La investigación por presunto lavado que apunta a la cúpula de la AFA pierde a su juez en medio de sospechas de parcialidad. Transferencias millonarias, vínculos cruzados y una causa que ahora queda en terreno incierto.
La causa judicial que puso bajo la lupa al presidente de la AFA, Claudio “Chiqui” Tapia, y al tesorero Pablo Toviggino acaba de sumar un dato que complica aún más su credibilidad: la Cámara Federal de Tucumán decidió apartar al juez Sebastián Argibay por dudas sobre su imparcialidad.
El motivo no es menor. Según el expediente, el magistrado habría tenido un vínculo previo con Toviggino a través de una operación inmobiliaria millonaria, con una fuerte diferencia entre el valor real y el declarado. Ese antecedente fue suficiente para que el fiscal pidiera su recusación y lograra sacarlo del caso.
La decisión deja la causa en una zona gris.
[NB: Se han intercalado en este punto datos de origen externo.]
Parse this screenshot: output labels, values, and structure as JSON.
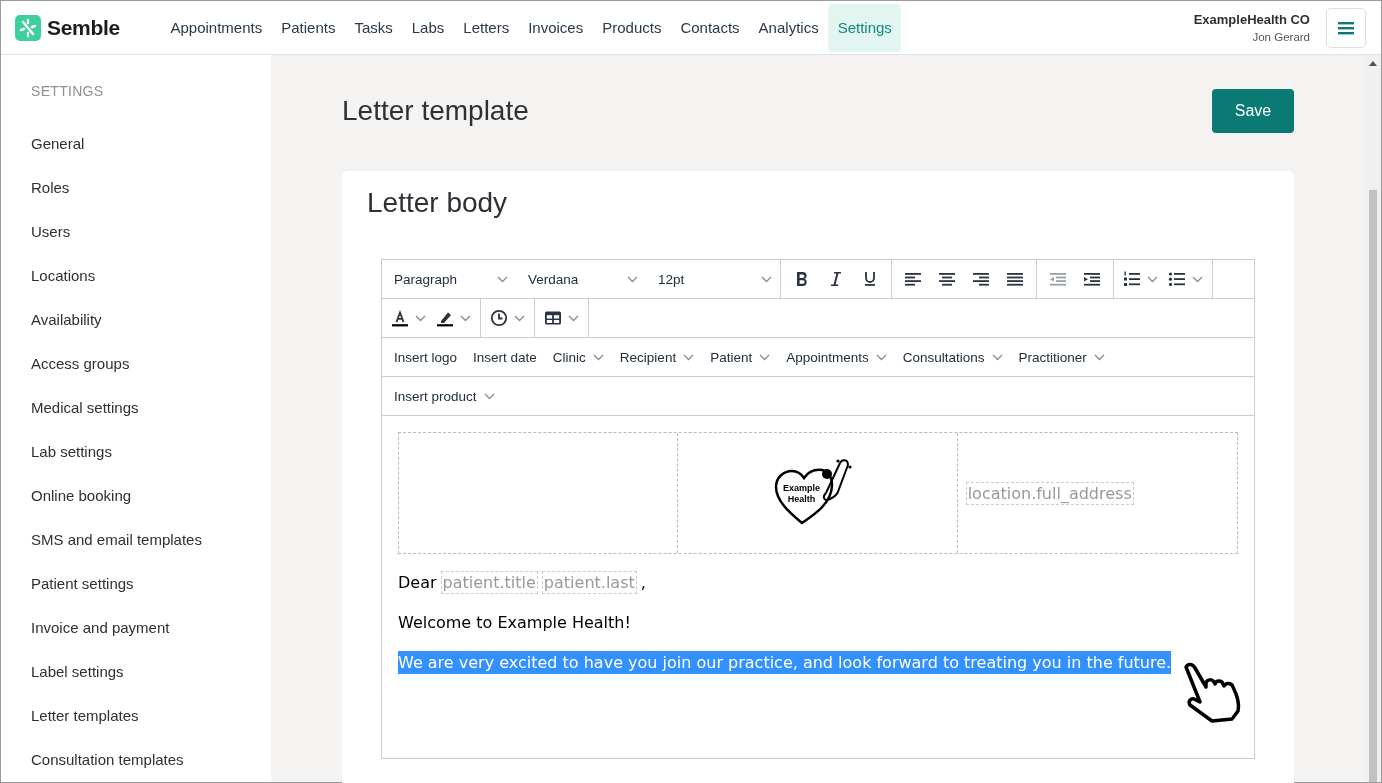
{
  "brand": {
    "name": "Semble"
  },
  "nav": [
    {
      "label": "Appointments",
      "selected": false
    },
    {
      "label": "Patients",
      "selected": false
    },
    {
      "label": "Tasks",
      "selected": false
    },
    {
      "label": "Labs",
      "selected": false
    },
    {
      "label": "Letters",
      "selected": false
    },
    {
      "label": "Invoices",
      "selected": false
    },
    {
      "label": "Products",
      "selected": false
    },
    {
      "label": "Contacts",
      "selected": false
    },
    {
      "label": "Analytics",
      "selected": false
    },
    {
      "label": "Settings",
      "selected": true
    }
  ],
  "account": {
    "organisation": "ExampleHealth CO",
    "user": "Jon Gerard"
  },
  "sidebar": {
    "heading": "SETTINGS",
    "items": [
      "General",
      "Roles",
      "Users",
      "Locations",
      "Availability",
      "Access groups",
      "Medical settings",
      "Lab settings",
      "Online booking",
      "SMS and email templates",
      "Patient settings",
      "Invoice and payment",
      "Label settings",
      "Letter templates",
      "Consultation templates"
    ]
  },
  "page": {
    "title": "Letter template",
    "save_button": "Save"
  },
  "card": {
    "title": "Letter body"
  },
  "editor": {
    "selects": [
      "Paragraph",
      "Verdana",
      "12pt"
    ],
    "insert_menu": [
      {
        "label": "Insert logo",
        "kind": "button"
      },
      {
        "label": "Insert date",
        "kind": "button"
      },
      {
        "label": "Clinic",
        "kind": "menu"
      },
      {
        "label": "Recipient",
        "kind": "menu"
      },
      {
        "label": "Patient",
        "kind": "menu"
      },
      {
        "label": "Appointments",
        "kind": "menu"
      },
      {
        "label": "Consultations",
        "kind": "menu"
      },
      {
        "label": "Practitioner",
        "kind": "menu"
      },
      {
        "label": "Insert product",
        "kind": "menu"
      }
    ],
    "header_cells": [
      {
        "kind": "empty"
      },
      {
        "kind": "logo",
        "lines": [
          "Example",
          "Health"
        ]
      },
      {
        "kind": "field",
        "text": "location.full_address"
      }
    ],
    "paragraphs": [
      {
        "selected": false,
        "segments": [
          {
            "kind": "text",
            "text": "Dear"
          },
          {
            "kind": "field",
            "text": "patient.title"
          },
          {
            "kind": "field",
            "text": "patient.last"
          },
          {
            "kind": "text",
            "text": ","
          }
        ]
      },
      {
        "selected": false,
        "segments": [
          {
            "kind": "text",
            "text": "Welcome to Example Health!"
          }
        ]
      },
      {
        "selected": true,
        "segments": [
          {
            "kind": "text",
            "text": "We are very excited to have you join our practice, and look forward to treating you in the future."
          }
        ]
      }
    ]
  }
}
El único otro juez federal de Santiago del Estero está de licencia, por lo que el expediente podría terminar en otra provincia mediante sorteo. Traducción: una investigación que ya venía cargada de tensiones ahora pierde continuidad y gana incertidumbre.
Pero el trasfondo es todavía más delicado. El dictamen fiscal describe un circuito de dinero que incluye fondos públicos, transferencias de la AFA y movimientos que se diluyen en cuestión de horas. Una empresa de seguridad vinculada al entorno de Toviggino habría recibido más de $1.200 millones del gobierno provincial, además de giros directos de la AFA por más de $1.300 millones.
El patrón es siempre el mismo: el dinero entra, no se queda y sale casi de inmediato. Para la fiscalía, esa dinámica funciona como una “cuenta puente” que dificulta seguir el rastro del destino final de los fondos.
La investigación también apunta a una red de sociedades y presuntos testaferros, con Toviggino señalado como posible jefe de una asociación ilícita. En ese contexto, el fiscal llegó a pedir la detención de Tapia, Toviggino y otros implicados.
La causa sigue abierta, pero ahora con una señal de alarma adicional: cuando el juez cae por vínculos con los investigados, el problema ya no es solo lo que se investiga, sino quién tiene que investigarlo.